Figure 6 shows the acceleration and the jerk of the proposed method under the UDDS driving cycle. It can be seen from Figure 6 that the peak acceleration of the proposed method is maintained within 2 m/s2, and the peak rate of acceleration change is less than 1.5 m/s3. Severe acceleration fluctuations are avoided by this control input, which ensures that the vehicle’s longitudinal dynamic parameters are maintained within a reasonable threshold range for driving safety and comfort.
(2) HWFET
Similarly, the performance of the proposed method is evaluated in the HWFET driving cycle.
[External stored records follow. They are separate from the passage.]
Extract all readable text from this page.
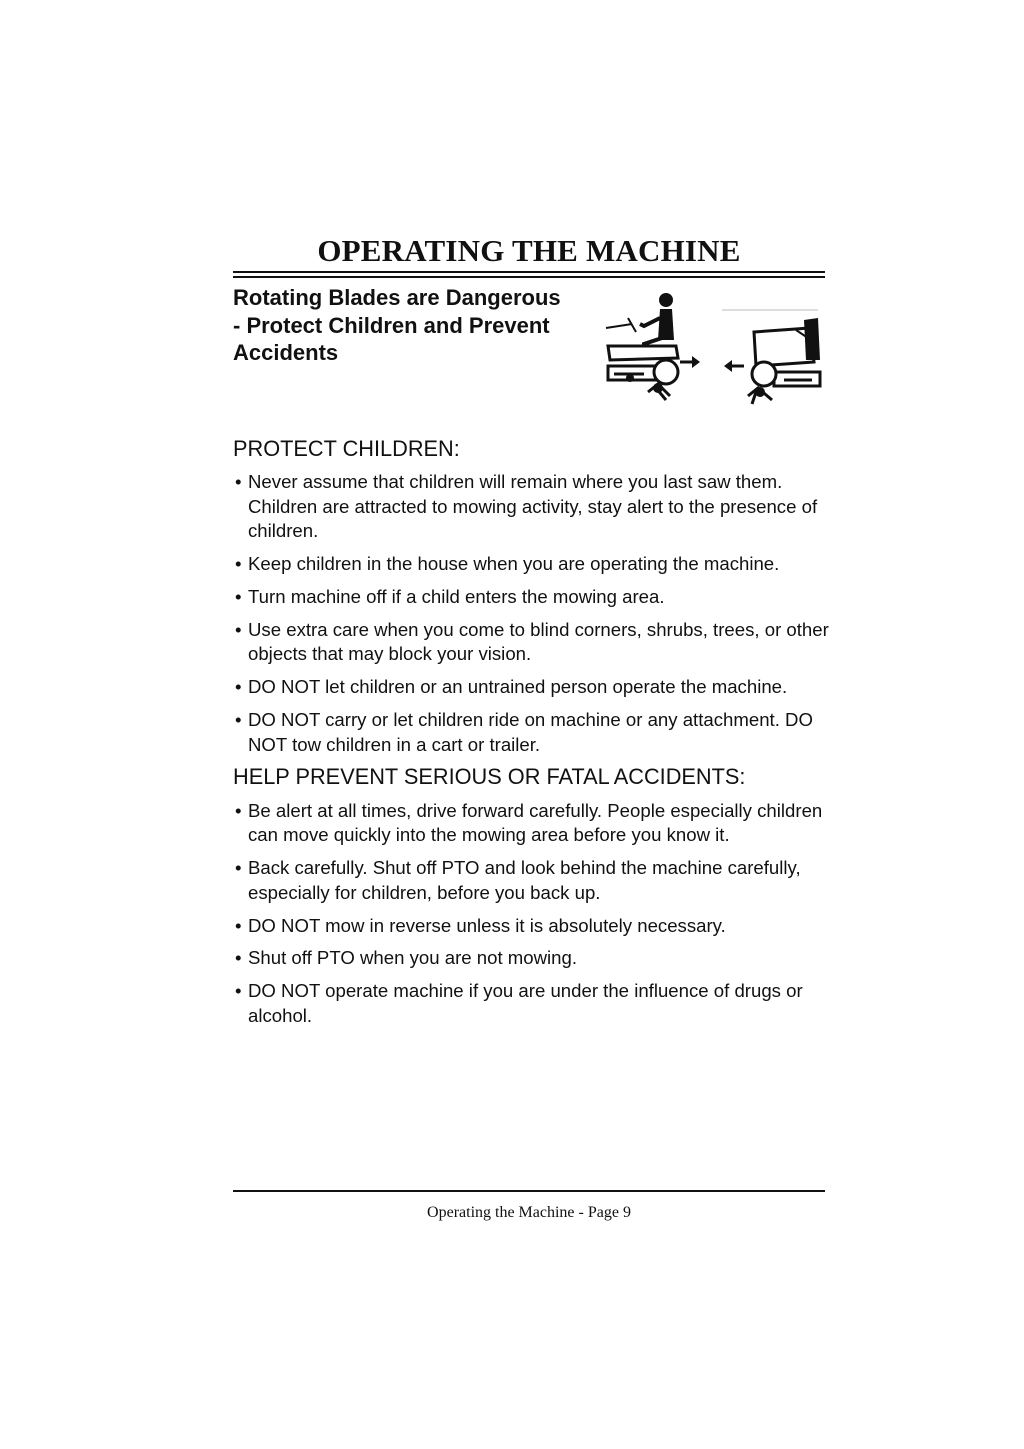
OPERATING THE MACHINE
Rotating Blades are Dangerous - Protect Children and Prevent Accidents
PROTECT CHILDREN:
• Never assume that children will remain where you last saw them. Children are attracted to mowing activity, stay alert to the presence of children.
• Keep children in the house when you are operating the machine.
• Turn machine off if a child enters the mowing area.
• Use extra care when you come to blind corners, shrubs, trees, or other objects that may block your vision.
• DO NOT let children or an untrained person operate the machine.
• DO NOT carry or let children ride on machine or any attachment. DO NOT tow children in a cart or trailer.
HELP PREVENT SERIOUS OR FATAL ACCIDENTS:
• Be alert at all times, drive forward carefully. People especially children can move quickly into the mowing area before you know it.
• Back carefully. Shut off PTO and look behind the machine carefully, especially for children, before you back up.
• DO NOT mow in reverse unless it is absolutely necessary.
• Shut off PTO when you are not mowing.
• DO NOT operate machine if you are under the influence of drugs or alcohol.
Operating the Machine - Page 9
Figure 7 shows the simulation results of different methods under the HWFET driving cycle.
It can be seen from Figure 7a–d that, compared with the IDM, the velocity of the proposed method under the HWFET driving cycle is closer to the velocity trajectory of the target vehicle, and the change in the space headway between vehicles is smoother. Figure 7e–h show the longitudinal velocity error curves of each vehicle and the error curves of the distance between vehicles under the HWFET driving cycle. The results show that in the stable speed stage, the velocity error of the proposed method is less than 1 m/s, and the headway error is all less than 2 m. Therefore, the established method is demonstrated to achieve superior velocity tracking accuracy and enhanced platoon stability compared to the IDM model, with this advantage consistently observed across both urban road and highway driving conditions. Therefore, it can be further verified that, compared with the IDM, the proposed method has higher speed tracking accuracy and car-following stability in both urban road and highway driving cycles.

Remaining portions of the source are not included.